Use All Your Willpower When You’re Deciding Whether To Make A Healthier Choice Or Not

When a healthier choice comes up, like deciding whether to eat something, remind yourself that you’re trying to develop new habits. Then use your willpower to choose the healthier alternative and don’t give in. If you don’t have much willpower, that will indicate that you need to work on not giving in to your old habits even though they might seem more tempting.

If You Slip Up And Make An Unhealthy Choice, Think About How It Brought Up A Positive Feeling And See What Else You Can Learn From It

We all have good days and bad days – but when one comes up while working on your new healthy habit, focus on the good feelings it brought up in you and see what else you can learn from it. Just because you made a mistake doesn’t mean that it’s over and that your new healthy habit is ruined. Telling yourself that you blew it is not very helpful. So find some way to look at the experience the next day and decide what you can learn from it.

Focus On How Much Healthier You Are When You Make A Healthier Choice, Rather Than Dwelling On The Fact That It’s Hard To Stick With Your New Healthy Habit

It’s not easy to stick with a new healthy habit, so don’t make things any harder for yourself by dwelling on that fact. Instead, focus on how much healthier you feel when making a healthy choice and see if this makes up for any setbacks you might have had while implementing your new healthy habit.

Set Realistic Goals For Yourself

If your goal is to eat only healthy food, then if you whip out a donut as soon as you’re done with work, you’re probably not going to stick with it for long. On the other hand, if your new healthy habit is about a more complex behavioral pattern, such as being less critical towards other people or trying to be less shy, then you need to give yourself some time to figure out what works and what doesn’t work.

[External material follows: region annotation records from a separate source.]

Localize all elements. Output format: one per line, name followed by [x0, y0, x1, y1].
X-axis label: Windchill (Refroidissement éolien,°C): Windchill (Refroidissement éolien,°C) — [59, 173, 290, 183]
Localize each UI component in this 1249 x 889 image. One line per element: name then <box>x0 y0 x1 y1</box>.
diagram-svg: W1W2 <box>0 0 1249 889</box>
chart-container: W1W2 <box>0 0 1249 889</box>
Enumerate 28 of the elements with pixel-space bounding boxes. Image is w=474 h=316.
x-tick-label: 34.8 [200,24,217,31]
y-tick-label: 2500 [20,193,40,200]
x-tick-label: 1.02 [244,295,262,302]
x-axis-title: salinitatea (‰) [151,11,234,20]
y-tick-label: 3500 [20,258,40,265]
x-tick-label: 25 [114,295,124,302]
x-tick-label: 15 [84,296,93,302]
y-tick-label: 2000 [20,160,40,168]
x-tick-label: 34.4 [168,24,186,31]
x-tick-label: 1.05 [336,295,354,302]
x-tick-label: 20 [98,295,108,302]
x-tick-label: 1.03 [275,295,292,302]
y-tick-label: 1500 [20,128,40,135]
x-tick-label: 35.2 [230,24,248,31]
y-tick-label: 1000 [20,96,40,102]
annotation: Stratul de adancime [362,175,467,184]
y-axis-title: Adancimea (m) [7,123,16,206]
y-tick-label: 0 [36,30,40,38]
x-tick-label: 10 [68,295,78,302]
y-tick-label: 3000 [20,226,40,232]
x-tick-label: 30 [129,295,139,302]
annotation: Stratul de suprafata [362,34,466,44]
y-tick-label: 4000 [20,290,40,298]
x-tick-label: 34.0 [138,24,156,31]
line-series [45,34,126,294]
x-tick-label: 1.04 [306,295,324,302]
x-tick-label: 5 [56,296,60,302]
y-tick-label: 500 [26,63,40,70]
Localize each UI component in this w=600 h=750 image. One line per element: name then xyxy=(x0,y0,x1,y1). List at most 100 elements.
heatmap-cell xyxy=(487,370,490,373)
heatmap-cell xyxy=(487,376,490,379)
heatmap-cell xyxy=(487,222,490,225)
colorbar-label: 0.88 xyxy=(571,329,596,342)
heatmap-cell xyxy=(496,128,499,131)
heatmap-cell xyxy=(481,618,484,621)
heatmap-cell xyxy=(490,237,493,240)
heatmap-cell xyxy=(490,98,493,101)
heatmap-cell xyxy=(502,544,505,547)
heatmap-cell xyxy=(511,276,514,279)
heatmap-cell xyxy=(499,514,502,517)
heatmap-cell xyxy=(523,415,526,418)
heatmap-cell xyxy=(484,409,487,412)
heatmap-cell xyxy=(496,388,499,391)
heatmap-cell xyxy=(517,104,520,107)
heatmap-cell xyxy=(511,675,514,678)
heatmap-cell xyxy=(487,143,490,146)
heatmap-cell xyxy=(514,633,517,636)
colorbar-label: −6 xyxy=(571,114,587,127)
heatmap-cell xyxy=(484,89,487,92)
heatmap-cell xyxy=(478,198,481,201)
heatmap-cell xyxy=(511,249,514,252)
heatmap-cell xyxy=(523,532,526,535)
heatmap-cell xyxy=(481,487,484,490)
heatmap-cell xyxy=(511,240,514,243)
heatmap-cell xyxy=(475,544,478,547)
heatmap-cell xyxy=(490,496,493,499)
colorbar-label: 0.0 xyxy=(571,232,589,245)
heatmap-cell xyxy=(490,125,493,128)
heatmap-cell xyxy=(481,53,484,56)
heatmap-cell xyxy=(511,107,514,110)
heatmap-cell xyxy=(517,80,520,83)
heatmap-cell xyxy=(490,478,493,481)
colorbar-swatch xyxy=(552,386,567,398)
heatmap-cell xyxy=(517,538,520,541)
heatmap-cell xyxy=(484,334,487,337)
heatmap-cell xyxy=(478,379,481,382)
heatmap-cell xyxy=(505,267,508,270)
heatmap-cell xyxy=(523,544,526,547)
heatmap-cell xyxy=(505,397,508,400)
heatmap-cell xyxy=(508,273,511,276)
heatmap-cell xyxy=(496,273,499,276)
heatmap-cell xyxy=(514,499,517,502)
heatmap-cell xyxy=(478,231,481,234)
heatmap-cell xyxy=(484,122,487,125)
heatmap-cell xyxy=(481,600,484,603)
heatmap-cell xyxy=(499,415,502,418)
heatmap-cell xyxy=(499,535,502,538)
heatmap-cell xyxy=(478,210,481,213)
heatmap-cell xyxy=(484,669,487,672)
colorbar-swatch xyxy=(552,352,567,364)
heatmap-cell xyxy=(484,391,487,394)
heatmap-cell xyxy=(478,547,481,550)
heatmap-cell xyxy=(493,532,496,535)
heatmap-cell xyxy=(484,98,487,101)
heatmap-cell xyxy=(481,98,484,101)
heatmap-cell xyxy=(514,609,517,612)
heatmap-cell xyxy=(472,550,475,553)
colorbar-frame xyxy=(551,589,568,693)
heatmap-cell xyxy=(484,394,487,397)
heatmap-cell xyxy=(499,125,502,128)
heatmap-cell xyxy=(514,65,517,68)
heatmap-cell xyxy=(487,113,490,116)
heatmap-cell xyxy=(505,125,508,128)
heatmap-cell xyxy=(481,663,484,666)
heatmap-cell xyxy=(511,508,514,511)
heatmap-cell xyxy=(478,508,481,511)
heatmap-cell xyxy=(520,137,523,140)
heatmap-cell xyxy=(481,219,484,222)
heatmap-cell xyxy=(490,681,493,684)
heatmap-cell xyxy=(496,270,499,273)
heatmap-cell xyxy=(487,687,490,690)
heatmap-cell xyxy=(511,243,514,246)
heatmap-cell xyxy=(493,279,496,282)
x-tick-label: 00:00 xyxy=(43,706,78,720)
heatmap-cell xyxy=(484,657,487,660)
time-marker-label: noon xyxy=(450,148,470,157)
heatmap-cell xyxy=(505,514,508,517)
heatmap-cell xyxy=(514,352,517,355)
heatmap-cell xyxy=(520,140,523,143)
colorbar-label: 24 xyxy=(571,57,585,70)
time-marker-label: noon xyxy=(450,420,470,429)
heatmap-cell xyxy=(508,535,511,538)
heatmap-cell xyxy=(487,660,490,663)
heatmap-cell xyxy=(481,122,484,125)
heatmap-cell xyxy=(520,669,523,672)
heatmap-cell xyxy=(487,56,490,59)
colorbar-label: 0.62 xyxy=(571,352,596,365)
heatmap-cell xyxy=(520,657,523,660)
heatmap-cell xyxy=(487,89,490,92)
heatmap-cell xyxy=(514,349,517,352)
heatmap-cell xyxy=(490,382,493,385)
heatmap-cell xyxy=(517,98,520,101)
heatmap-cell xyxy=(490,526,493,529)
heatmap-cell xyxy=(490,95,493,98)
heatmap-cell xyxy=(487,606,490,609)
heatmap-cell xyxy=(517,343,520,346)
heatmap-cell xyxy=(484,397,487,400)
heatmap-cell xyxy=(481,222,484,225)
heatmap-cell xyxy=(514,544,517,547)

Make Sure That You Have The Support Of Others When Trying To Implement Your New Healthy Habit.

A strong support system is valuable, especially when you feel the urge to make bad food choices or make lousy food habits. Start with a small goal, and when you’ve successfully achieved that, then work on bigger goals. For example, make a list of all the things you have to do before going out for a date or an event. These will be your distractions when you’re not able to distract yourself in another way.

Practicing Mindful Eating

It is one of the most challenging practices to put into place, but it has many benefits. To practice mindful eating, you must first eat mindfully to focus on how good each bite tastes and how full or satisfied it makes your body feel. If mindful eating is done regularly, it becomes easier to do it while out at events or special occasions. To eat mindfully, you must be fully present and not eating just because it is time to eat or because food is in front of you. 

Takeaway

Changing your bad habits is a tough thing to do. You’ve been doing it this way for so long that the change feels natural, and it can be hard to break those habits with new behaviors. The truth is, changing our bad habits has more to do with getting used to a new pattern than with willpower or coming up with a clever plan.

Luckily, there are some simple steps you can take to help you wean off those unwanted habits. You can follow the tips above and see how it changes your lifestyle forever.